LAWS(PVC)-1930-7-23

RANCHHORE Vs. BANSIDHAR

Decided On July 04, 1930
RANCHHORE Appellant
V/S
BANSIDHAR Respondents

JUDGEMENT

(1.) This is a second appeal by three defendants, who are transferees from a mortgagor. The facts are that on 19 February 1926 Mt. Sarawan the mother and guardian of a minor Tunde executed a simple mortgage deed for Rs. 775 in favour of the plaintiff Bansidhar. Tunde died when he was a minor and his widow defendant 1 Mt. Larhai alias Raja Beti, executed a sale deed of her right to redeem in favour of defendants 2 to 5, the appellants before us. The plaintiff has brought a suit to enforce his simple mortgage deed by sale. The Court of first instance granted a preliminary decree under Order 34, Rule 4 but stated that a final decree could not be granted because the property could not be sold owing to Section 16, Bundelkhand Land Alienation Act. In first appeal the lower appellate Court has ordered that defendants be given six months time to pay the decretal amount, and if they do not do so within that period the plaintiff will be entitled to recover the money by getting a temporary alienation of the mortgaged property from the Court. The only point taken in second appeal by the transferee-defendants is that this remedy, granted by the lower appellate Court is opposed to the Bundelkhand Land Alienation Act, and that the suit should have been dismissed because the civil Court cannot grant any decree or give any direction affecting the landed property.
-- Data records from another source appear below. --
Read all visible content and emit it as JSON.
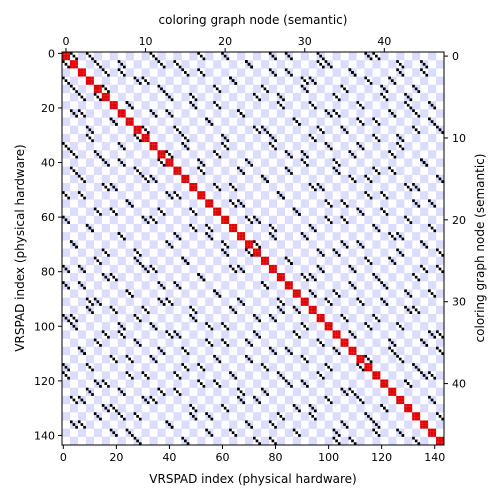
{
  "chart_data": {
    "type": "heatmap",
    "x_bottom": {
      "label": "VRSPAD index (physical hardware)",
      "range": [
        0,
        143
      ],
      "ticks": [
        0,
        20,
        40,
        60,
        80,
        100,
        120,
        140
      ]
    },
    "y_left": {
      "label": "VRSPAD index (physical hardware)",
      "range": [
        0,
        143
      ],
      "ticks": [
        0,
        20,
        40,
        60,
        80,
        100,
        120,
        140
      ],
      "inverted": true
    },
    "x_top": {
      "label": "coloring graph node (semantic)",
      "range": [
        0,
        47
      ],
      "ticks": [
        0,
        10,
        20,
        30,
        40
      ]
    },
    "y_right": {
      "label": "coloring graph node (semantic)",
      "range": [
        0,
        47
      ],
      "ticks": [
        0,
        10,
        20,
        30,
        40
      ],
      "inverted": true
    },
    "checkerboard_block": 3,
    "colors": {
      "diagonal": "#e00000",
      "offdiagonal": "#000000",
      "checker": "#dcdcff",
      "background": "#ffffff"
    },
    "diagonal_block_indices": [
      0,
      1,
      2,
      3,
      4,
      5,
      6,
      7,
      8,
      9,
      10,
      11,
      12,
      13,
      14,
      15,
      16,
      17,
      18,
      19,
      20,
      21,
      22,
      23,
      24,
      25,
      26,
      27,
      28,
      29,
      30,
      31,
      32,
      33,
      34,
      35,
      36,
      37,
      38,
      39,
      40,
      41,
      42,
      43,
      44,
      45,
      46,
      47
    ],
    "offdiagonal_blocks": [
      [
        0,
        3
      ],
      [
        0,
        11
      ],
      [
        0,
        20
      ],
      [
        0,
        26
      ],
      [
        0,
        32
      ],
      [
        0,
        39
      ],
      [
        1,
        0
      ],
      [
        1,
        7
      ],
      [
        1,
        14
      ],
      [
        1,
        23
      ],
      [
        1,
        33
      ],
      [
        1,
        45
      ],
      [
        2,
        5
      ],
      [
        2,
        17
      ],
      [
        2,
        28
      ],
      [
        2,
        36
      ],
      [
        2,
        42
      ],
      [
        3,
        9
      ],
      [
        3,
        21
      ],
      [
        3,
        30
      ],
      [
        3,
        38
      ],
      [
        4,
        1
      ],
      [
        4,
        12
      ],
      [
        4,
        25
      ],
      [
        4,
        35
      ],
      [
        4,
        44
      ],
      [
        5,
        4
      ],
      [
        5,
        16
      ],
      [
        5,
        27
      ],
      [
        5,
        40
      ],
      [
        6,
        8
      ],
      [
        6,
        19
      ],
      [
        6,
        31
      ],
      [
        6,
        43
      ],
      [
        7,
        2
      ],
      [
        7,
        13
      ],
      [
        7,
        22
      ],
      [
        7,
        34
      ],
      [
        7,
        41
      ],
      [
        8,
        6
      ],
      [
        8,
        18
      ],
      [
        8,
        29
      ],
      [
        8,
        37
      ],
      [
        8,
        46
      ],
      [
        9,
        10
      ],
      [
        9,
        24
      ],
      [
        9,
        32
      ],
      [
        9,
        44
      ],
      [
        10,
        3
      ],
      [
        10,
        15
      ],
      [
        10,
        26
      ],
      [
        10,
        39
      ],
      [
        11,
        7
      ],
      [
        11,
        20
      ],
      [
        11,
        33
      ],
      [
        11,
        42
      ],
      [
        12,
        1
      ],
      [
        12,
        13
      ],
      [
        12,
        28
      ],
      [
        12,
        36
      ],
      [
        13,
        5
      ],
      [
        13,
        17
      ],
      [
        13,
        30
      ],
      [
        13,
        45
      ],
      [
        14,
        9
      ],
      [
        14,
        22
      ],
      [
        14,
        34
      ],
      [
        14,
        41
      ],
      [
        15,
        2
      ],
      [
        15,
        11
      ],
      [
        15,
        25
      ],
      [
        15,
        38
      ],
      [
        16,
        6
      ],
      [
        16,
        19
      ],
      [
        16,
        31
      ],
      [
        16,
        44
      ],
      [
        17,
        0
      ],
      [
        17,
        14
      ],
      [
        17,
        27
      ],
      [
        17,
        40
      ],
      [
        18,
        8
      ],
      [
        18,
        21
      ],
      [
        18,
        35
      ],
      [
        18,
        46
      ],
      [
        19,
        4
      ],
      [
        19,
        12
      ],
      [
        19,
        29
      ],
      [
        19,
        37
      ],
      [
        20,
        10
      ],
      [
        20,
        23
      ],
      [
        20,
        33
      ],
      [
        20,
        43
      ],
      [
        21,
        3
      ],
      [
        21,
        16
      ],
      [
        21,
        26
      ],
      [
        21,
        39
      ],
      [
        22,
        7
      ],
      [
        22,
        18
      ],
      [
        22,
        30
      ],
      [
        22,
        41
      ],
      [
        23,
        1
      ],
      [
        23,
        13
      ],
      [
        23,
        24
      ],
      [
        23,
        35
      ],
      [
        23,
        45
      ],
      [
        24,
        5
      ],
      [
        24,
        20
      ],
      [
        24,
        32
      ],
      [
        24,
        42
      ],
      [
        25,
        9
      ],
      [
        25,
        15
      ],
      [
        25,
        28
      ],
      [
        25,
        38
      ],
      [
        26,
        2
      ],
      [
        26,
        11
      ],
      [
        26,
        22
      ],
      [
        26,
        36
      ],
      [
        26,
        47
      ],
      [
        27,
        6
      ],
      [
        27,
        17
      ],
      [
        27,
        31
      ],
      [
        27,
        44
      ],
      [
        28,
        0
      ],
      [
        28,
        14
      ],
      [
        28,
        25
      ],
      [
        28,
        40
      ],
      [
        29,
        8
      ],
      [
        29,
        19
      ],
      [
        29,
        34
      ],
      [
        29,
        46
      ],
      [
        30,
        4
      ],
      [
        30,
        12
      ],
      [
        30,
        27
      ],
      [
        30,
        37
      ],
      [
        31,
        3
      ],
      [
        31,
        10
      ],
      [
        31,
        21
      ],
      [
        31,
        29
      ],
      [
        31,
        43
      ],
      [
        32,
        1
      ],
      [
        32,
        16
      ],
      [
        32,
        26
      ],
      [
        32,
        39
      ],
      [
        33,
        7
      ],
      [
        33,
        18
      ],
      [
        33,
        30
      ],
      [
        33,
        42
      ],
      [
        34,
        5
      ],
      [
        34,
        13
      ],
      [
        34,
        24
      ],
      [
        34,
        36
      ],
      [
        34,
        47
      ],
      [
        35,
        9
      ],
      [
        35,
        20
      ],
      [
        35,
        32
      ],
      [
        35,
        45
      ],
      [
        36,
        2
      ],
      [
        36,
        15
      ],
      [
        36,
        28
      ],
      [
        36,
        41
      ],
      [
        37,
        6
      ],
      [
        37,
        11
      ],
      [
        37,
        23
      ],
      [
        37,
        38
      ],
      [
        38,
        0
      ],
      [
        38,
        17
      ],
      [
        38,
        33
      ],
      [
        38,
        44
      ],
      [
        39,
        8
      ],
      [
        39,
        14
      ],
      [
        39,
        27
      ],
      [
        39,
        46
      ],
      [
        40,
        4
      ],
      [
        40,
        19
      ],
      [
        40,
        30
      ],
      [
        40,
        43
      ],
      [
        41,
        3
      ],
      [
        41,
        12
      ],
      [
        41,
        25
      ],
      [
        41,
        35
      ],
      [
        42,
        1
      ],
      [
        42,
        10
      ],
      [
        42,
        22
      ],
      [
        42,
        37
      ],
      [
        43,
        5
      ],
      [
        43,
        16
      ],
      [
        43,
        29
      ],
      [
        43,
        40
      ],
      [
        44,
        7
      ],
      [
        44,
        18
      ],
      [
        44,
        31
      ],
      [
        44,
        47
      ],
      [
        45,
        2
      ],
      [
        45,
        13
      ],
      [
        45,
        26
      ],
      [
        45,
        39
      ],
      [
        46,
        6
      ],
      [
        46,
        21
      ],
      [
        46,
        34
      ],
      [
        46,
        42
      ],
      [
        47,
        9
      ],
      [
        47,
        15
      ],
      [
        47,
        24
      ],
      [
        47,
        36
      ]
    ]
  }
}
(2.) The argument in appeal before us is a very simple one, whether Section 16, Bundelkhand Land Alienation Act does or does not bar the remedy of a simple mortgagee to obtain sale of the mortgaged property. We have been referred to the Full Bench ruling of Ram Sahai Singh V/s. Debi Din , in which it was held that where a simple mortgage has been executed by one member of an agricultural tribe in Bundelkhand in favour of another member of an agricultural tribe, Section 9 of that Act will not apply. This ruling was decided by a majority of two out of three Judges. The two Judges in the majority both stated that Section 16 of that Act would bar the remedy by sale in execution of the simple mortgage decree. We were also referred to the cage of Kalka Praaad V/s. Ajudhia Prasad . This was a case of a mortgage by conditional sale, and the remedy granted was foreclosure. That however has no direct bearing on the case before us which deals with a simple mortgage. The learned Counsel for the plaintiff invited our attention to certain remarks of one of the learned Judges in Kalha Prasad V/s. Ajudhia Prasad in which be repeated the view which ha had held as a Judge in the minority in the Full Bench ruling mentioned above. The parties in the present case to the mortgage deed are both agriculturists. Some doubt has been raised in argument of the precise meaning and intention of various sections of the Bundelkhand Land Alienation Act. We consider that the scheme of this Act is as follows: Firstly, in regard to usufructuary mortgages and mortgages by conditional sale made by an agriculturist in favour of an agriculturist, no restraint is made on such mortgages by this Act. Secondly, in the case of usufructuary mortgages and mortgages by conditional sale made by an agriculturist, in favour of a non-agriculturist, Section 6 of the Act lays down the restriction that, the period for which the mortgagee will be entitled to hold possession is restricted to 20 years. Thirdly, in the case of simple mortgages by an agriculturist in favour either of an agriculturist or of non- agriculturist, in both cases Section 16 of the Act bars any remedy by sale in execution of a simple mortgage.

(3.) In regard to the view which was urged by the learned Counsel for the plaintiffs-respondents that Section 16 only barred a sale in execution in the case in which the mortgagee was a non-agriculturist, we consider that if that had been the intention of the Act, then a restriction on this class of mortgage whore the mortgagee was a non-agriculturist would undoubtedly have been entered in Section 6. The fact that there is no such restriction in Section 6 leads us to conclude that Section 16 is a perfectly general section applying both to agriculturists and to non-agriculturists, who are mortgagees on a simple mortgage.